Horizon Attributes and Stratigraphic Detail
Once a horizon is mapped, interpreters extract attributes along or just below it to read geology the structure map alone hides. Amplitude extraction can highlight a gas-charged channel; coherence and curvature volumes reveal faults and fracture corridors that control Duvernay and Montney completions; spectral decomposition tunes to bed thickness and can image meandering fluvial systems in the Mannville. Flattening the volume on a chosen horizon removes later structural tilt so the interpreter sees depositional geometry as it was laid down. In tight resource plays these horizon-guided attributes drive landing-zone selection and lateral placement, where staying inside a 5 to 15 m sweet-spot interval separates a strong well from a marginal one.
Fast Facts
Before 3D seismic and workstation autotracking, horizons were picked by hand with coloured pencils on paper sections taped across long tables, and a single regional mapping project could occupy an interpreter for months. The shift to interpretation workstations in the late 1980s and 1990s collapsed that to days and made volume attributes possible. Today machine-learning autotrackers can propagate a horizon through an entire WCSB 3D survey of millions of traces in minutes, though experienced interpreters still hand-edit across faults and low-signal zones where algorithms cycle-skip.
Related Terms
A horizon is one product of the broader workflow that begins with a seismic survey acquiring data over a prospect. The horizon itself is traced along a seismic reflection, the physical event created by an impedance contrast. Where horizons converge or are offset, a fault is interpreted, and the relationship between horizons and faults defines the trap. The vertical separation between two horizons feeds an isopach map, the thickness picture that guides where reservoir is present and thick enough to drill.
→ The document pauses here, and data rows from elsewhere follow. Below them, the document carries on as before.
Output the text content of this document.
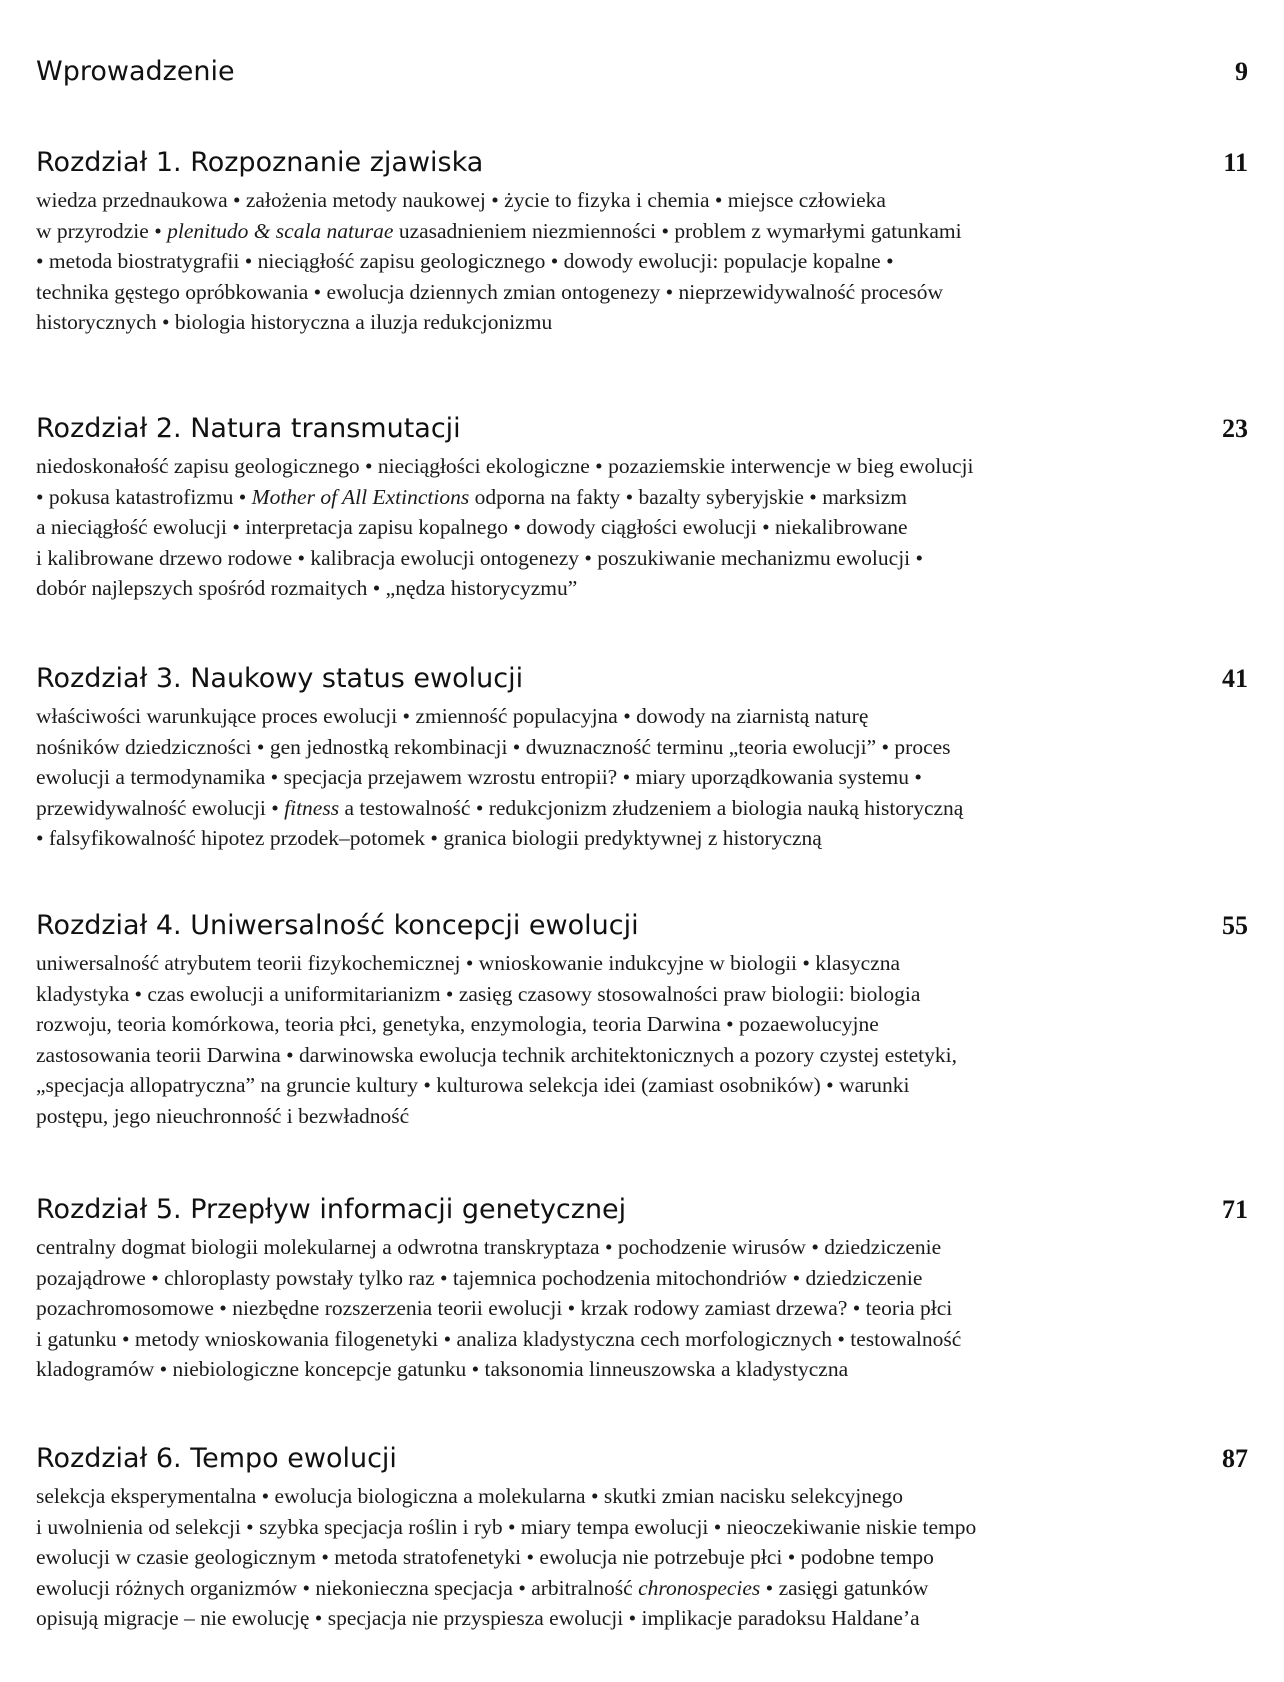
Wprowadzenie	9
Rozdział 1. Rozpoznanie zjawiska	11
wiedza przednaukowa • założenia metody naukowej • życie to fizyka i chemia • miejsce człowieka
w przyrodzie • plenitudo & scala naturae uzasadnieniem niezmienności • problem z wymarłymi gatunkami
• metoda biostratygrafii • nieciągłość zapisu geologicznego • dowody ewolucji: populacje kopalne •
technika gęstego opróbkowania • ewolucja dziennych zmian ontogenezy • nieprzewidywalność procesów
historycznych • biologia historyczna a iluzja redukcjonizmu
Rozdział 2. Natura transmutacji	23
niedoskonałość zapisu geologicznego • nieciągłości ekologiczne • pozaziemskie interwencje w bieg ewolucji
• pokusa katastrofizmu • Mother of All Extinctions odporna na fakty • bazalty syberyjskie • marksizm
a nieciągłość ewolucji • interpretacja zapisu kopalnego • dowody ciągłości ewolucji • niekalibrowane
i kalibrowane drzewo rodowe • kalibracja ewolucji ontogenezy • poszukiwanie mechanizmu ewolucji •
dobór najlepszych spośród rozmaitych • „nędza historycyzmu”
Rozdział 3. Naukowy status ewolucji	41
właściwości warunkujące proces ewolucji • zmienność populacyjna • dowody na ziarnistą naturę
nośników dziedziczności • gen jednostką rekombinacji • dwuznaczność terminu „teoria ewolucji” • proces
ewolucji a termodynamika • specjacja przejawem wzrostu entropii? • miary uporządkowania systemu •
przewidywalność ewolucji • fitness a testowalność • redukcjonizm złudzeniem a biologia nauką historyczną
• falsyfikowalność hipotez przodek–potomek • granica biologii predyktywnej z historyczną
Rozdział 4. Uniwersalność koncepcji ewolucji	55
uniwersalność atrybutem teorii fizykochemicznej • wnioskowanie indukcyjne w biologii • klasyczna
kladystyka • czas ewolucji a uniformitarianizm • zasięg czasowy stosowalności praw biologii: biologia
rozwoju, teoria komórkowa, teoria płci, genetyka, enzymologia, teoria Darwina • pozaewolucyjne
zastosowania teorii Darwina • darwinowska ewolucja technik architektonicznych a pozory czystej estetyki,
„specjacja allopatryczna” na gruncie kultury • kulturowa selekcja idei (zamiast osobników) • warunki
postępu, jego nieuchronność i bezwładność
Rozdział 5. Przepływ informacji genetycznej	71
centralny dogmat biologii molekularnej a odwrotna transkryptaza • pochodzenie wirusów • dziedziczenie
pozajądrowe • chloroplasty powstały tylko raz • tajemnica pochodzenia mitochondriów • dziedziczenie
pozachromosomowe • niezbędne rozszerzenia teorii ewolucji • krzak rodowy zamiast drzewa? • teoria płci
i gatunku • metody wnioskowania filogenetyki • analiza kladystyczna cech morfologicznych • testowalność
kladogramów • niebiologiczne koncepcje gatunku • taksonomia linneuszowska a kladystyczna
Rozdział 6. Tempo ewolucji	87
selekcja eksperymentalna • ewolucja biologiczna a molekularna • skutki zmian nacisku selekcyjnego
i uwolnienia od selekcji • szybka specjacja roślin i ryb • miary tempa ewolucji • nieoczekiwanie niskie tempo
ewolucji w czasie geologicznym • metoda stratofenetyki • ewolucja nie potrzebuje płci • podobne tempo
ewolucji różnych organizmów • niekonieczna specjacja • arbitralność chronospecies • zasięgi gatunków
opisują migracje – nie ewolucję • specjacja nie przyspiesza ewolucji • implikacje paradoksu Haldane’a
Real-World WCSB Scenario: Mapping a Duvernay Landing Zone Near Fox Creek
An operator developing the Duvernay shale near Fox Creek, Alberta, shoots a 3D survey to plan a multi-well pad. Interpreters pick the top Duvernay and the underlying Swan Hills reflectors, tie them to three vertical penetrations with sonic and gamma logs, and build a depth-converted structure map. Coherence extracted along the Duvernay horizon exposes a northeast-trending fault corridor the team must avoid, because intersecting it risks lost circulation and frac communication with the wet Swan Hills below. The mapping pushes the planned laterals 300 m southeast of the original layout.
The repositioned wells land cleanly inside the target interval and avoid the fault, and post-completion microseismic confirms the fractures stayed within the Duvernay rather than growing down into water-bearing rock. Careful horizon work, costing a fraction of one well, protects a pad program worth well over CAD 50 million.